Labor trafficking is an ‘invisible’ epidemic
Some county employees who come in contact with the public would be trained to recognize and report signs of labor trafficking, under a proposal by King County, Wash. Councilmember Jeanne Kohl-Welles.
Washington state is a focal point for the recruitment, transportation and sale of people for labor because of the state’s abundance of ports, proximity to an international border, vast rural areas and dependency on agricultural workers. Ready access to Asia and Mexico has made King County a “hot spot” for labor trafficking, the county has noted.
“Regardless if we’re talking about labor trafficking or sex trafficking, the major problem is identifying individuals,” said Kohl-Welles, who has been involved in trying to stamp out trafficking for more than a decade, since her days as a state lawmaker. Washington was the first state to criminalize human trafficking, in 2003.
“Frequently, from what I understand, people who have been trafficked are very reticent about reporting anything because they’ve usually been threatened,” she said.
Those threats include everything from being deported to harming their families, she noted. Because many don’t come forward, “it’s very difficult to ascertain the number of people who are trafficked and that makes it more difficult to provide assistance,” she said. Globally, the International Labor Organization estimates there are 14.2 million people trapped in forced labor.
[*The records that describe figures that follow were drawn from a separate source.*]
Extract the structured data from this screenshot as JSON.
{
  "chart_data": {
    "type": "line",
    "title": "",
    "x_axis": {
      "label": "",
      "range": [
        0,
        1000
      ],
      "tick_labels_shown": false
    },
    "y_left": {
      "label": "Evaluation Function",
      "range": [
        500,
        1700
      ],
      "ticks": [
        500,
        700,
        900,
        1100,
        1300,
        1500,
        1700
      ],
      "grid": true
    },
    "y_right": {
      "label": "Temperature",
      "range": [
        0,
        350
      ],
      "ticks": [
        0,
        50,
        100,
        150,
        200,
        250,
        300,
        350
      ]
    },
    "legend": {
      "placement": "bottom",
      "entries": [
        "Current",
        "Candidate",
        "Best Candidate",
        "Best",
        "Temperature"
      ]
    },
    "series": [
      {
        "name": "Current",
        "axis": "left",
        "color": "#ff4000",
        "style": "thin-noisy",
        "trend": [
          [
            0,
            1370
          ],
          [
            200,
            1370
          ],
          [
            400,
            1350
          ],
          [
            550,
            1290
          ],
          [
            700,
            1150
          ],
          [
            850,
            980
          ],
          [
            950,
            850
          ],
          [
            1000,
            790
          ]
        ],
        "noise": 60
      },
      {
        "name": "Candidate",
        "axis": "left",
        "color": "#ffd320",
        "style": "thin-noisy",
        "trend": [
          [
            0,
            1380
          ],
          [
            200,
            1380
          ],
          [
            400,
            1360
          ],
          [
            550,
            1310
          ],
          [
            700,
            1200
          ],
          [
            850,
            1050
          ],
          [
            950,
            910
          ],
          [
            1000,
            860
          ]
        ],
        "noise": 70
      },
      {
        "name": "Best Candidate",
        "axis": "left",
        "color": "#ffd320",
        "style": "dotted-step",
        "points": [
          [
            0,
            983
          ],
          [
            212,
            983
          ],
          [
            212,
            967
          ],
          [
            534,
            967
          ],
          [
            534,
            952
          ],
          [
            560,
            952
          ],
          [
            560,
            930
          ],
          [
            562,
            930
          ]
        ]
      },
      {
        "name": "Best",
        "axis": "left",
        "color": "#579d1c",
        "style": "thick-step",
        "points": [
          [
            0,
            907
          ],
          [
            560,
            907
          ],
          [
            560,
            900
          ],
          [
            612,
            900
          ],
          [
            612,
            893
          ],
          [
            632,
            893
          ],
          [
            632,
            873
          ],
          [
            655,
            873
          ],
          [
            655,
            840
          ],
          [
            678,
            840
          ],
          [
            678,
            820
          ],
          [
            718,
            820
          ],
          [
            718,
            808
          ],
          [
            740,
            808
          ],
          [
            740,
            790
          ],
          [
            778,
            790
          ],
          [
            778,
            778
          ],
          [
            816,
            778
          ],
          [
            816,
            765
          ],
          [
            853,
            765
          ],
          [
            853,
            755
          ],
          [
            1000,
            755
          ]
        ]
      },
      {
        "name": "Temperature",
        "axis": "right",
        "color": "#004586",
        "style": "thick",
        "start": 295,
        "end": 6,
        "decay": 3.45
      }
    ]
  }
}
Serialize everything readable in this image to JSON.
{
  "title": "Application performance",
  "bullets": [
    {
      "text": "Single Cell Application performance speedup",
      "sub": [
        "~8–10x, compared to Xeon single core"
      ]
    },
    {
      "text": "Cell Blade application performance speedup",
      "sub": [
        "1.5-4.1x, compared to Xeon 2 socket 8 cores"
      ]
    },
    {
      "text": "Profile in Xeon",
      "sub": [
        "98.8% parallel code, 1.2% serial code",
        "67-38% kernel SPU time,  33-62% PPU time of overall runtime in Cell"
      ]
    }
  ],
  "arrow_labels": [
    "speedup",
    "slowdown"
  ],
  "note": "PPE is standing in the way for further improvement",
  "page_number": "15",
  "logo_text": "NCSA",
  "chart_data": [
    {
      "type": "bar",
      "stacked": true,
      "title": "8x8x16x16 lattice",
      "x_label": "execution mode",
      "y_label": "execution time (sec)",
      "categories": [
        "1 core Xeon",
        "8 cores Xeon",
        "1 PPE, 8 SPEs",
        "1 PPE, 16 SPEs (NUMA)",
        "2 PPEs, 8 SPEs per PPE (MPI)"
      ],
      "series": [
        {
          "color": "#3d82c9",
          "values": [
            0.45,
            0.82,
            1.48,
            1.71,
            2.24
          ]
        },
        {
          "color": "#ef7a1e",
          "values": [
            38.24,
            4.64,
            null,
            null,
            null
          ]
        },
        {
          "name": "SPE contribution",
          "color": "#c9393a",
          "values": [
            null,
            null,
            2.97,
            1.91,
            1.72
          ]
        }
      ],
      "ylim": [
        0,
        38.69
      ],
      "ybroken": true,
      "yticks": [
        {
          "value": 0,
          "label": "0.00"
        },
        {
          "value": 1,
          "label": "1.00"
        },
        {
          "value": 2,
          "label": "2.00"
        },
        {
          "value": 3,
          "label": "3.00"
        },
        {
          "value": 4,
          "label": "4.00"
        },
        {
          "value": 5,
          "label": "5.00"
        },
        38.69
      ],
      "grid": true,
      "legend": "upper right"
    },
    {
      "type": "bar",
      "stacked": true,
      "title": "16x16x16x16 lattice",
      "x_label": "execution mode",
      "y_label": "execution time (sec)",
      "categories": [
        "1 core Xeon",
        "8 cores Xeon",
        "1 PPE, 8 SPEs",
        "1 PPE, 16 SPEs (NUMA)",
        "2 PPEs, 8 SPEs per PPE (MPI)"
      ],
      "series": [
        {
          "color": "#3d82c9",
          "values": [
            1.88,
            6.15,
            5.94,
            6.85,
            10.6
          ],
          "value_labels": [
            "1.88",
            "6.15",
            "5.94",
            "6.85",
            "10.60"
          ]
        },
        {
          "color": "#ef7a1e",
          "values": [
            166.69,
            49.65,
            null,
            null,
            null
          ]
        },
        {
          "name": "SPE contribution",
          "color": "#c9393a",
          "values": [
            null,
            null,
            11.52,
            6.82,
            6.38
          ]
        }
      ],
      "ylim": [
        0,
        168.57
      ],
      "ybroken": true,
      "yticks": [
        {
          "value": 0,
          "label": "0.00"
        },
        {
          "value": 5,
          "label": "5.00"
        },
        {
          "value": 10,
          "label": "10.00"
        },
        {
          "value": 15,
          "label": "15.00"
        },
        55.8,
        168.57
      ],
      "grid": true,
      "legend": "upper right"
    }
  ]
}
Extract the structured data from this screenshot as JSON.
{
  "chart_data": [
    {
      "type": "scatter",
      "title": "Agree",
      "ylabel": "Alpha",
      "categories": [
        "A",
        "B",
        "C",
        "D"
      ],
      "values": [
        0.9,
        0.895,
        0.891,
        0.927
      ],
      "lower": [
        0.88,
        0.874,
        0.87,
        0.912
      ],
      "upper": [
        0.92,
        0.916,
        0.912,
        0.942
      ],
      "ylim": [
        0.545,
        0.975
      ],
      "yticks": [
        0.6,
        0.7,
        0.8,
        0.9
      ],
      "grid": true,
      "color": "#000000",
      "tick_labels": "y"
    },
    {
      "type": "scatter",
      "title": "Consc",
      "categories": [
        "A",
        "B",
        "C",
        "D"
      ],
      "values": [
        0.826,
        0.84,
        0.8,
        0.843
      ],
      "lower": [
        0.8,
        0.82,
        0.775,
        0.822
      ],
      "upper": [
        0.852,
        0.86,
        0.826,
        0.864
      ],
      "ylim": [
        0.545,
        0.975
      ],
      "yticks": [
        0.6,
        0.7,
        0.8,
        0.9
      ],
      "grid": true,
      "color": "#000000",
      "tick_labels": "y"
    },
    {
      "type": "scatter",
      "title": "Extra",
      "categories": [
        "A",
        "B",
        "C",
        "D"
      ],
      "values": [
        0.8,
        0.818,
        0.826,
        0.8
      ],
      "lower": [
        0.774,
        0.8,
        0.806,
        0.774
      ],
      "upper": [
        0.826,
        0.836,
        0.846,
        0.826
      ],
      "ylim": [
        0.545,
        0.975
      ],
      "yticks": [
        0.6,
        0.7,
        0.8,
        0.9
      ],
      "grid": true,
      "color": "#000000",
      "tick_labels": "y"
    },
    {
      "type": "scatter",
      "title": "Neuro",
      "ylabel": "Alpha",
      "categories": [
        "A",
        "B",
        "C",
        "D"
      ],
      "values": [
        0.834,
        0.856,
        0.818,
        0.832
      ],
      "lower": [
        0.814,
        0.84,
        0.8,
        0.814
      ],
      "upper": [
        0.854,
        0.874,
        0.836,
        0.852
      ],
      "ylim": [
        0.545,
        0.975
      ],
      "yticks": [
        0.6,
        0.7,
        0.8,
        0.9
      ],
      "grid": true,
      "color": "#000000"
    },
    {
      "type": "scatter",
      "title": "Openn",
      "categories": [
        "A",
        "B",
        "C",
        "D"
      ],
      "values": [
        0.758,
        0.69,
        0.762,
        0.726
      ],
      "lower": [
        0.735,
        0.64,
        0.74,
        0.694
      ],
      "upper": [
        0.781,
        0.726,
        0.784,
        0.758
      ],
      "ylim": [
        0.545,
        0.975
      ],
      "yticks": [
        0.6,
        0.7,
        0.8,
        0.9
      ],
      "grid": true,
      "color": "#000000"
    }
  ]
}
Modern-day slavery, dubbed “labor trafficking,” can be found in every state in the country, where individuals are forced to perform labor or services through fraud and coercion, according to the National Human Trafficking Hotline.
Labor trafficking takes many forms, including debt bondage, forced labor and involuntary child labor. Common types of labor trafficking include people forced to work in homes as domestic servants, farmworkers coerced through violence as they harvest crops or factory workers held in inhumane conditions with little to no pay.
The problem is found in urban, suburban and rural counties. In Licking County, Ohio, health officials are offering classes to help residents spot signs of trafficking. The classes are free to anyone interested thanks to federal funding from Ohio Children’s Trust Fund.
The county was the site of several raids in 2015 by federal investigators after children from Guatemala, who came to the United States as unaccompanied minors, were claimed by unscrupulous people who then handed them over to work in a human trafficking operation in Ohio.
They were forced to live in broken-down trailers and work 12-hour days at egg farms.
In Alameda County, Calif., Nancy O’Malley, district attorney, formed a labor trafficking task force; her office has prosecuted more than 20 labor trafficking cases.
The labor task force meets quarterly and includes government organizations at all levels, community-based organizations, law enforcement and other stakeholders in the fight to end exploitation of vulnerable workers. The purpose of the group is to develop and vet best practices in the enforcement of labor exploitation and the rendering of services to its survivors.
In addition, the Alameda County district attorney maintains a tip line for anyone to report suspected labor trafficking. Meanwhile, a hearing on labor trafficking is planned Aug. 21 in King County, before a committee Kohl-Welles chairs to further explore the issue. Her proposals are based on a study completed last year on labor trafficking.
The hearing on labor trafficking comes on the heels of action taken by the King County Council last month, when councilmembers approved a new effort to highlight and prevent human trafficking including labor trafficking. Its goals are to:
- Raise public awareness, including how and where it occurs, and how to prevent and stop it
- Help identify victims and promote services to them, and
- Decrease demand in trafficking.
“Labor trafficking is an insidious and oftentimes invisible epidemic,” said Kohl-Welles, who sponsored the effort, “and it is imperative we take steps as a regional government, and as a community, to address its systemic nature and reach survivors.”